Bug 2006

Bug 2006

Deux photographies présentent un moniteur mis à plat comme le patron d’un cube de papier. Un détecteur de mouvement soigneusement dissimulé active les écrans camouflés au centre des photographies. Une vidéo qui met en scène deux hommes et une femme au milieu d’un salon, surgit d’un des deux moniteurs. Un des deux hommes sort du champs et s’installe sur l’écran d’en face, à la table de la régie lumière d’une scène de spectacle. L’homme et la femme, amants, se préparent à un strip-tease sur un quiz musical. Avant la fin du jeu érotique, la machinerie se met à fumer, le son d’une musique techno s’amplifie, les projecteurs s’emballent, les écrans clignotent. Le visiteur, pris en flagrant délit de visionner un film érotique en espace public, se trouve invité à danser au milieu des lumières et de la fumée, au rythme d’une musique endiablée.

Cette installation a pour objectif d’induire en erreur le spectateur sur ce qu’elle lui donne à voir au premier abord. L’oeuvre ne se révèle pas dans son immédiateté, pour attirer le spectateur dans un environnement ambigu difficilement identifiable.

Bug Off

Bug Off

Le public est invité à témoigner du vécu d’un bug, d’un couac survenu dans sa vie.  Ces expériences intimes sont enregistrées par un des artistes suivant un cérémonial précis. Il est ici question de témoigner du bug faisant partie intégrante de la vie, face à une société sécuritaire.

Certains bugs donnent lieu à des performances dans des lieux publics. Deux personnes de rouge vêtus délimitent un périmètre d’action et procèdent à des situations absurdes, interprétations des bugs sources.
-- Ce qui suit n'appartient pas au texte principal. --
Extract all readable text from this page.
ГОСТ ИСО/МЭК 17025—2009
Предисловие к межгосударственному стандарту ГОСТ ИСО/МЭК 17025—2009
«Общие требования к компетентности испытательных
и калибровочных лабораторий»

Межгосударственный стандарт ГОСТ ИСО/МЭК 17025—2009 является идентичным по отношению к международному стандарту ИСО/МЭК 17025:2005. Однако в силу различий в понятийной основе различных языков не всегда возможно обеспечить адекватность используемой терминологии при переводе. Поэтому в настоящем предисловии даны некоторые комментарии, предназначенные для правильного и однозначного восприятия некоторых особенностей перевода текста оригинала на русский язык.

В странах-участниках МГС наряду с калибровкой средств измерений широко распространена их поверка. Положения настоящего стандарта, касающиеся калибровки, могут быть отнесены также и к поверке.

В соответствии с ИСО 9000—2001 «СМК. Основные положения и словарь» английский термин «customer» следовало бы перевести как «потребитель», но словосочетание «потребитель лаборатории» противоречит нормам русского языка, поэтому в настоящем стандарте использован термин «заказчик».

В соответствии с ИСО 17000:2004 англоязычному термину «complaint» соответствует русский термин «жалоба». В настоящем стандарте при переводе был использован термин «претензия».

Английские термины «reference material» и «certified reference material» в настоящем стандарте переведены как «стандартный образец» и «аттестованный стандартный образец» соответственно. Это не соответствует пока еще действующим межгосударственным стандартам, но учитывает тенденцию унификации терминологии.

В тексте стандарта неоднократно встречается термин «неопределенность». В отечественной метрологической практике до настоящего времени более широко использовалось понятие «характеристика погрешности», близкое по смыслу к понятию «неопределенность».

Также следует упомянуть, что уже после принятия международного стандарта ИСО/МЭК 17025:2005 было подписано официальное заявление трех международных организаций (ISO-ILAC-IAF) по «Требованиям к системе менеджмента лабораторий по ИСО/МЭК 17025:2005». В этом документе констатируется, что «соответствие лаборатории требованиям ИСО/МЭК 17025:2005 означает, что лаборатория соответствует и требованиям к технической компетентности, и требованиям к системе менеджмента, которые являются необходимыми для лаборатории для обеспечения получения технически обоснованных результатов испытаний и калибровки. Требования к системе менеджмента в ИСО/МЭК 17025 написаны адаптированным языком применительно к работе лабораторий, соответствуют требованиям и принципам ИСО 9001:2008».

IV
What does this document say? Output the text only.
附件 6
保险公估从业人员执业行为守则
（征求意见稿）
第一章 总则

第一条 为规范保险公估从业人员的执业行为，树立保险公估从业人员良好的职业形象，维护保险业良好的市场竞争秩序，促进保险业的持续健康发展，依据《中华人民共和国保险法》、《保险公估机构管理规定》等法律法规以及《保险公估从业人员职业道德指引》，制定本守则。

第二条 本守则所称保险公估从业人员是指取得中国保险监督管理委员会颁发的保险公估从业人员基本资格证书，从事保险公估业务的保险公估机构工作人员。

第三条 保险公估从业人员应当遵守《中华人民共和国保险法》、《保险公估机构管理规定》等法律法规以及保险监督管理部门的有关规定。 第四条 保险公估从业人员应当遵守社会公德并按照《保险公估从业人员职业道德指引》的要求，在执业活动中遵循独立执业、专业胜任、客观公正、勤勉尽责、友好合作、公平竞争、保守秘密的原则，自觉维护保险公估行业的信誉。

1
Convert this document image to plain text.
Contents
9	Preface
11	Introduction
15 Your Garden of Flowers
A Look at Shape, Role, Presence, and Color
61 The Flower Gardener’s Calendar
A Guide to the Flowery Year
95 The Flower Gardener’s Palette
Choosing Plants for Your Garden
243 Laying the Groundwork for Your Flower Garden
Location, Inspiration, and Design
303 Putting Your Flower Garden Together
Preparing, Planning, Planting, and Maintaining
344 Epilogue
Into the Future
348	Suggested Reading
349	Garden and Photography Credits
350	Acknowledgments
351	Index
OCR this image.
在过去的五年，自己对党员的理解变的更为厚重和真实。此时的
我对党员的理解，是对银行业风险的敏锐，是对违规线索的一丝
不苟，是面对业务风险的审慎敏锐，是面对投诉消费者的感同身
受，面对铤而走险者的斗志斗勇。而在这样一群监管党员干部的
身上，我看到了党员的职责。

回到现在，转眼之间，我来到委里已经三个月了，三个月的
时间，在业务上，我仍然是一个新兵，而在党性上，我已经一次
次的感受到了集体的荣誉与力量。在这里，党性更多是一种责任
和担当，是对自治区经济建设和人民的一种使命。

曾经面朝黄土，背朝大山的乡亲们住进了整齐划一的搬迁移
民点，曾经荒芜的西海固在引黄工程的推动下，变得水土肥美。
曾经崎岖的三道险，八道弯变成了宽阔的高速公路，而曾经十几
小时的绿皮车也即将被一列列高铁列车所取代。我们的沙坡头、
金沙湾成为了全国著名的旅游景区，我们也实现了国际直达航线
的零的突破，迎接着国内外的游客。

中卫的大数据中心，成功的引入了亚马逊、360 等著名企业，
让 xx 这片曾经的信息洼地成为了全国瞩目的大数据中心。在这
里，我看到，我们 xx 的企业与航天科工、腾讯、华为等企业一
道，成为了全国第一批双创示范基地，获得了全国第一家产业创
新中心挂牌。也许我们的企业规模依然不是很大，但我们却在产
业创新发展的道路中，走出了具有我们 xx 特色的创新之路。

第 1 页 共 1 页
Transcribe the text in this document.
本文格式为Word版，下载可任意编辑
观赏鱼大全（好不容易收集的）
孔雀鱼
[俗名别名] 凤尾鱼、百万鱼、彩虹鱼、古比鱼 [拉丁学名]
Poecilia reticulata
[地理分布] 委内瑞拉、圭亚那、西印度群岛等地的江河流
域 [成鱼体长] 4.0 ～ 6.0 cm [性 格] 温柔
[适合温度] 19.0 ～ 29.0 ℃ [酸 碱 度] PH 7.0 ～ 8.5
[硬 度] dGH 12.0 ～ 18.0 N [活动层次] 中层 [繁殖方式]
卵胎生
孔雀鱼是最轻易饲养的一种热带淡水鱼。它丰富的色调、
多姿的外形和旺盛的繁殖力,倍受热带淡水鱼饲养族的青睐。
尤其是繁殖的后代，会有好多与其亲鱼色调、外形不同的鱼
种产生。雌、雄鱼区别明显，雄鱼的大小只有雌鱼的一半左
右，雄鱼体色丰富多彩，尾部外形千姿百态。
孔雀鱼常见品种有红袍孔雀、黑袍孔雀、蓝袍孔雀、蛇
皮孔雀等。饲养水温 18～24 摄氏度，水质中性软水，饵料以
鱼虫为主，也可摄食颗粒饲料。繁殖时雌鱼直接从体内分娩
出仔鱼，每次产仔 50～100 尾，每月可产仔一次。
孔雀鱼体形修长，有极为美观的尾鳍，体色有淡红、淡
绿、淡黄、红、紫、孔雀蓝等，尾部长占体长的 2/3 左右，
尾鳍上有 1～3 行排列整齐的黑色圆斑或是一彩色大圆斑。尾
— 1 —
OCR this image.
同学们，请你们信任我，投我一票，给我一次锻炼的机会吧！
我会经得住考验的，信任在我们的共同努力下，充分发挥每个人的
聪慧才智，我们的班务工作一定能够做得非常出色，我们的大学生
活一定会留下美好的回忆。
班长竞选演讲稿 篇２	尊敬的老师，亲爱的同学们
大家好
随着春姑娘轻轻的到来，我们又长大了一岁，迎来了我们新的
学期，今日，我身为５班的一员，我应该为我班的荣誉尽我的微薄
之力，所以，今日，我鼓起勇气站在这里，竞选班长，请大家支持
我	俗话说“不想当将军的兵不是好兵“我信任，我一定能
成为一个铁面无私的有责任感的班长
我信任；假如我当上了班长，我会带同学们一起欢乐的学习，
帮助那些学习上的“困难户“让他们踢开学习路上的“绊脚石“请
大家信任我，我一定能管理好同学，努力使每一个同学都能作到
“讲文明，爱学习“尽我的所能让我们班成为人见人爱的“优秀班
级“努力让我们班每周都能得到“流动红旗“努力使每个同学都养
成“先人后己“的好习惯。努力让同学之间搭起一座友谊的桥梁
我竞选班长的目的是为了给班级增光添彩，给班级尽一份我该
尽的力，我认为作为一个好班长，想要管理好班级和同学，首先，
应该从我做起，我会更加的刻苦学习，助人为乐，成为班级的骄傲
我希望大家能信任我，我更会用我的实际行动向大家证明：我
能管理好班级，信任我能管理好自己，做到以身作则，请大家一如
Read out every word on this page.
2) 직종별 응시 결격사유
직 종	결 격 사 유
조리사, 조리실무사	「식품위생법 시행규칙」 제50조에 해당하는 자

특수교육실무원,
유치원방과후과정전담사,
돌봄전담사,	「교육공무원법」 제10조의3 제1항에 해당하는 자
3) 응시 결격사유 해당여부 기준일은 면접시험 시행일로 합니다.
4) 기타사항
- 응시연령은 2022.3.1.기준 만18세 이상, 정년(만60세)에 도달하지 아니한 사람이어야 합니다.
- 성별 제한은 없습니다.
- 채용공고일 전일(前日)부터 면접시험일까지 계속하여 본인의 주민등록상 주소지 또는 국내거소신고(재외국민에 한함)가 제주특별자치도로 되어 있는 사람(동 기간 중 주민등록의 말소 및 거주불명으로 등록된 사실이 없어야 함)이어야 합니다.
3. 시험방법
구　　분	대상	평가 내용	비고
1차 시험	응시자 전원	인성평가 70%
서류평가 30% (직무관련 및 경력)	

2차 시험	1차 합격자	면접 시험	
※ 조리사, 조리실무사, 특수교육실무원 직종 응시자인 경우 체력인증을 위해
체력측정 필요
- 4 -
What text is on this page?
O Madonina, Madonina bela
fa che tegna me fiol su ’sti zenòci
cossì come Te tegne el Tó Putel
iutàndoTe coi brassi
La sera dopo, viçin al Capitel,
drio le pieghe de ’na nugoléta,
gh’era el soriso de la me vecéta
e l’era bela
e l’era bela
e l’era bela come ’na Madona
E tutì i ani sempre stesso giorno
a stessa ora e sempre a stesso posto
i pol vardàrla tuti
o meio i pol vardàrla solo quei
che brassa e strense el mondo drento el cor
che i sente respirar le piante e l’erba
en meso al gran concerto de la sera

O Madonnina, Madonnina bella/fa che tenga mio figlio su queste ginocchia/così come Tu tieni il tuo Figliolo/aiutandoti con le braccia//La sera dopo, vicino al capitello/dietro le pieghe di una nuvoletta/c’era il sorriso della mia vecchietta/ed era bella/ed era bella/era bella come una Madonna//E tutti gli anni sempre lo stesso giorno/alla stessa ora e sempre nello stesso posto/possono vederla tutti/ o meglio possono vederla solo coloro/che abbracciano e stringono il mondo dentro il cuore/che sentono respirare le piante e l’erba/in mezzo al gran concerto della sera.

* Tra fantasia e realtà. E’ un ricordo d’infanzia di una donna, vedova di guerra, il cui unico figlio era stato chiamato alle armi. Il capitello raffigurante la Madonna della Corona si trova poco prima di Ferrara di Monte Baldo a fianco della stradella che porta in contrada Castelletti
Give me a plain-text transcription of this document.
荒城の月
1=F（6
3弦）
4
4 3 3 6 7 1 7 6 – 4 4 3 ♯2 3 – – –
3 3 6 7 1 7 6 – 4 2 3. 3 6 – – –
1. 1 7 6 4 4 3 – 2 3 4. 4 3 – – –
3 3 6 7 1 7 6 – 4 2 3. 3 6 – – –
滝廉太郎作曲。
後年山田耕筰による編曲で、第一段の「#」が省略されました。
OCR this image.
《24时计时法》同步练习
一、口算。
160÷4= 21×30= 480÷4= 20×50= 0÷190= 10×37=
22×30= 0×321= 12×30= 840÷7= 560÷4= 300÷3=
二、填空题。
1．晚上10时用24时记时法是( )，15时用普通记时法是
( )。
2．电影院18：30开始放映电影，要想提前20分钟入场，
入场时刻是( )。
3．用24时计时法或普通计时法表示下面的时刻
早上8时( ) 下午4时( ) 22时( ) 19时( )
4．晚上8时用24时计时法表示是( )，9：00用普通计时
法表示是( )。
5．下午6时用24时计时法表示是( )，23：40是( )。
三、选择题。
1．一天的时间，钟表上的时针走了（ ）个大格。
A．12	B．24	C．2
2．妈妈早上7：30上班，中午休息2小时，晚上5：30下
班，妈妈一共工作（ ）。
L’intervention est filmée et pourra être visionnée lors de la troisième phase du projet.

Les laborantins invitent le public à une visite guidée de leur laboratoire. Ce dernier est modulable et interactif avec le public, l’invitant à déposer son bug, à visionner ceux déjà déposés ou encore à se saisir du kit de ces performances urbaines pour se les réapproprier et les reproduire.

Drosera

Drosera

Les lampadaires s’enrhument. Le premier réverbère contaminé est celui de Viry-Châtillon, situé sur le chemin reliant le cinéma Le Calypso au parking. Des éternuements successifs se déclenchent à chaque passage de piétons. L’intensité sonore des éternuements enregistrés impulse une intensité lumineuse par le biais d’un modulateur. Chaque fois qu’un éternuement se fait entendre, le lampadaire s’allume et produit « une éclaboussure lumineuse ».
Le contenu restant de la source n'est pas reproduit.